RD Optimization Reshapes Representations: As the bitrate decreases, encoder features prioritize smooth low-frequency structures and suppress high-frequency details; codebook usage concentrates on representative atoms.
Stable Test-time Bitrate Adjustment: RDVQ-Adj uses prefix transmission and autoregressive completion, maintaining a smooth RD curve across 0.02–0.32 bpp.

Highlights & Insights¶

Relaxing only the rate branch is an elegant solution: It bypasses the VQ non-differentiability problem without modifying the hard quantization needed for reconstruction and coding, resulting in zero train-test gap.
Triple-role entropy model: The same masked Transformer handles rate estimation, entropy coding, and prefix completion. Because the predictor is coupled with the RD-optimized index distribution, entropy calibration is inherently better.
Dependency-aware ordering: Explicitly encoding multi-scale structures into the order \(o\) and mask \(M\) is a valuable technique for any autoregressive token modeling that seeks to preserve spatial/scale causality.
Lightweight efficiency: With only 251.9M parameters and no reliance on diffusion/ViT pre-training, RDVQ outperforms foundation-model methods in DISTS/CLIPIQA, proving the value of explicit rate modeling.

Limitations & Future Work¶

Test-time bitrate adjustment is only smooth within a limited range (approx. 0.02–0.32 bpp).
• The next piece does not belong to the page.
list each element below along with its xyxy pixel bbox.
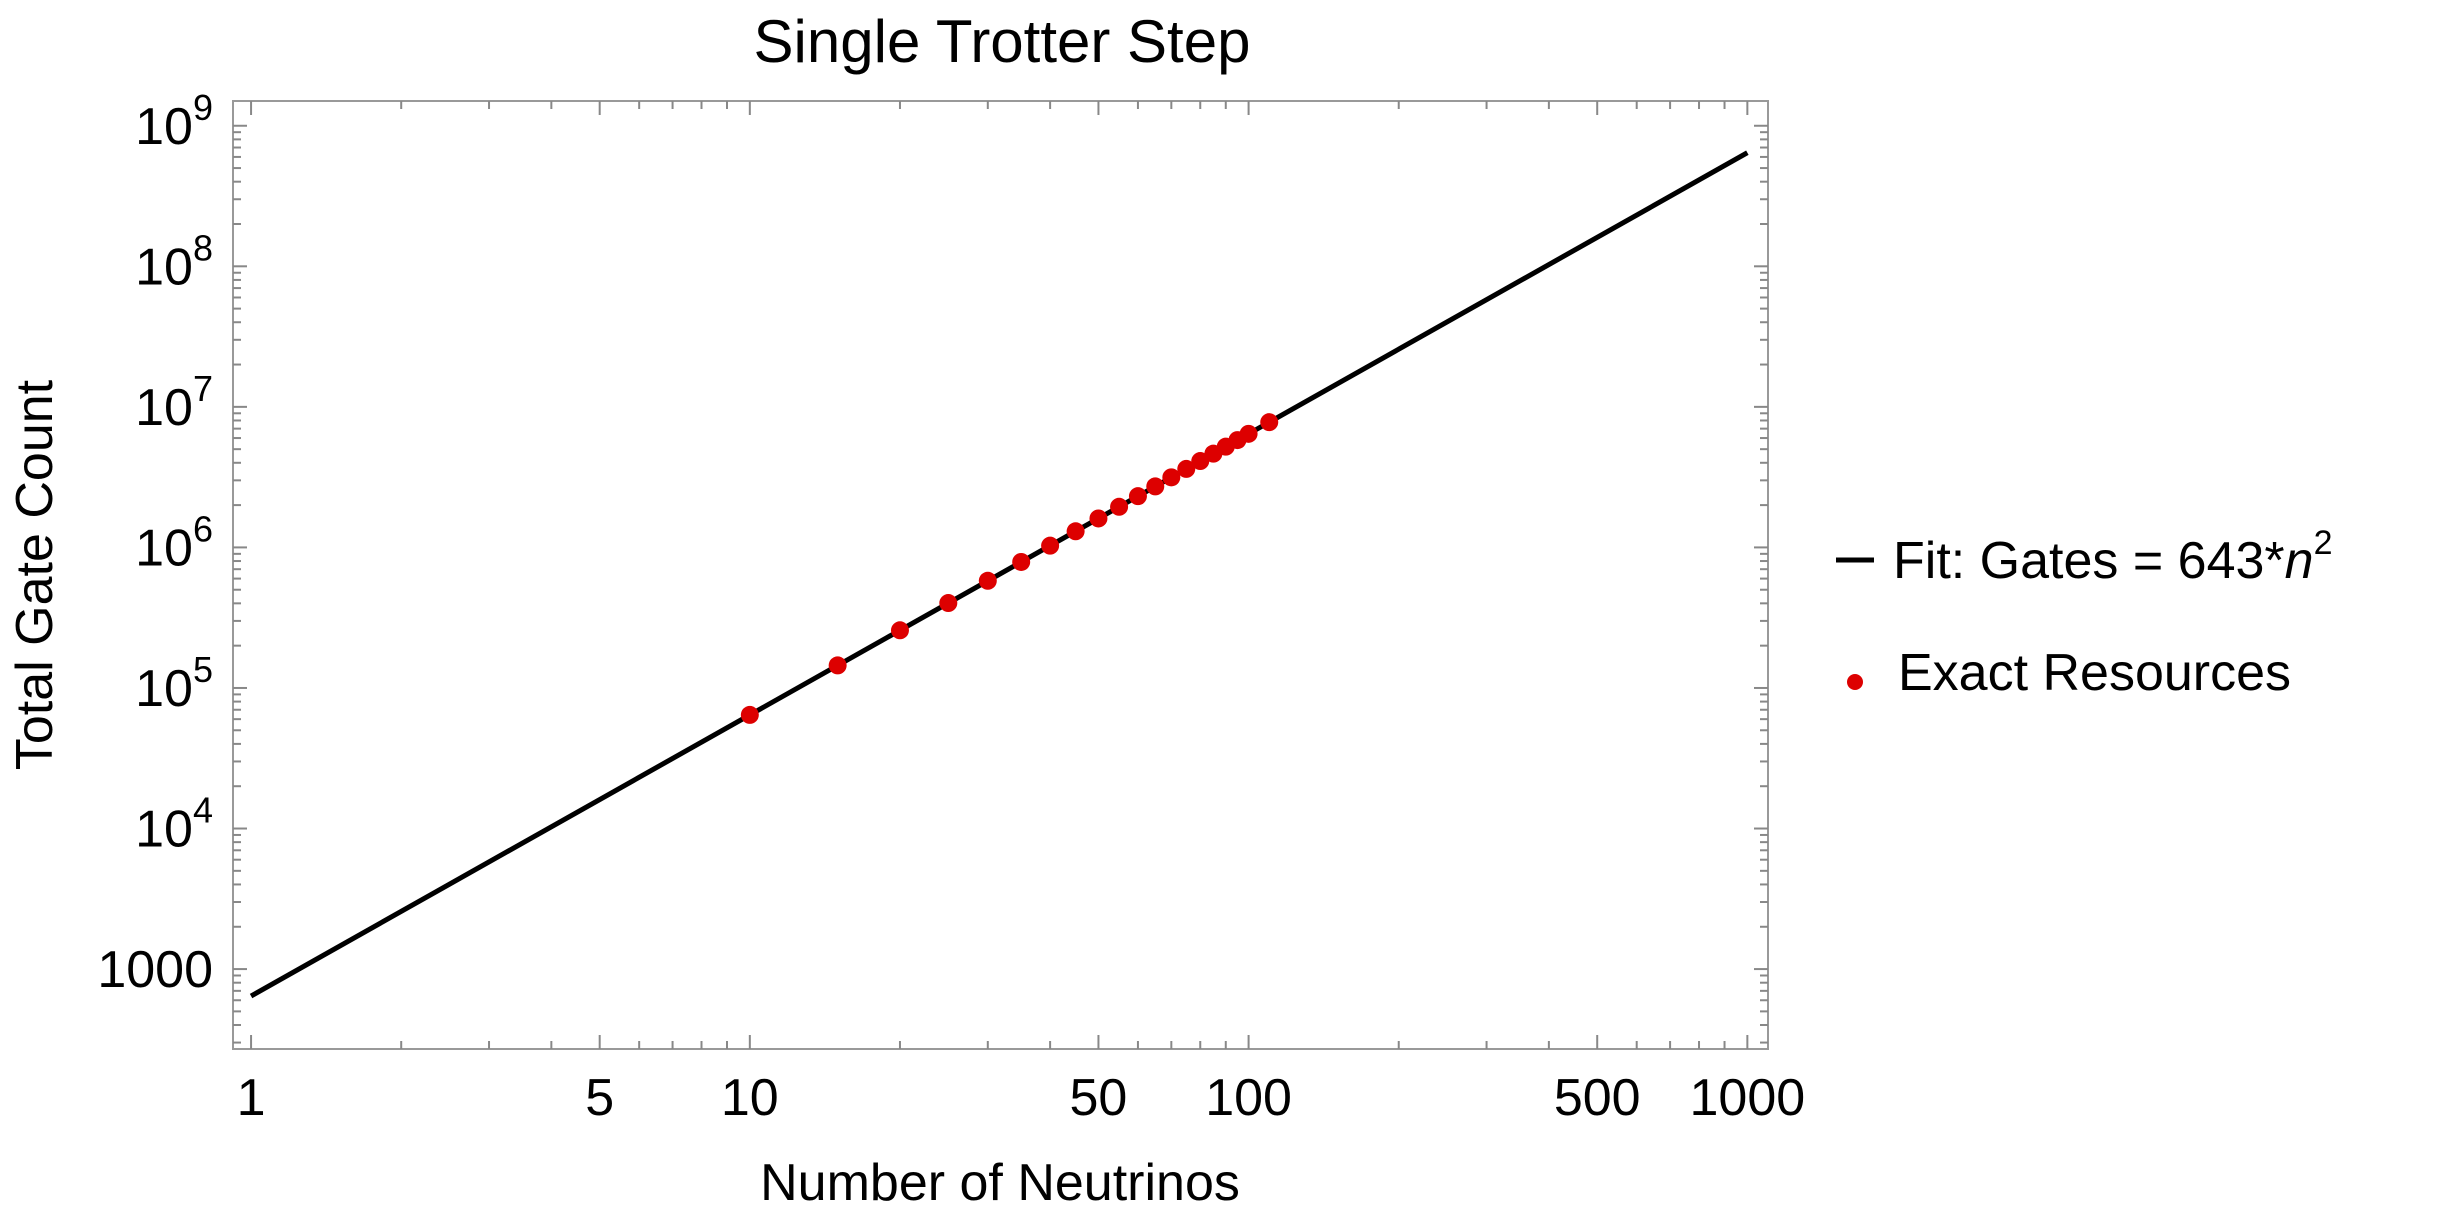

Rates outside this range may require retraining.
Soft relaxation is used only for training; the sensitivity of the temperature parameter \(\tau\) and its approximation error relative to hard quantization require further exploration (detailed in the supplement).
The evaluation focuses on perceptual quality for natural images; performance on distortion-oriented metrics (PSNR) and non-natural images (documents, UI) is less discussed.
Future work could apply this framework to transform existing VQ image tokenizers into efficient compression models by adding entropy-aware learning.

vs SQ methods (MS-ILLM / StableCodec): SQ is differentiable but lacks structural modeling. RDVQ retains VQ's structural encoding while gaining SQ's differentiable rate optimization.
vs Hybrid SQ-VQ (DLF / RDEIC): These use parallel SQ branches for rate modeling. RDVQ achieves this within the VQ framework itself, making it more lightweight.
vs Heuristic VQ Rate Control (K-means VQ / UIGC): Heuristics do not allow the rate objective to differentiably shape the encoder. RDVQ makes the prior learnable and entropy-aware, leading to superior quality at identical bitrates.

Rating¶

Novelty: ⭐⭐⭐⭐⭐ Cleanly solves VQ non-differentiability by relaxing only the rate estimation branch.
Experimental Thoroughness: ⭐⭐⭐⭐ Strong results across multiple datasets, though PSNR-oriented metrics are omitted.
Writing Quality: ⭐⭐⭐⭐⭐ Clear explanations of the gradient path and path decoupling.
Value: ⭐⭐⭐⭐⭐ Outperforms foundation models with a lightweight, from-scratch design; bridges tokenization and compression.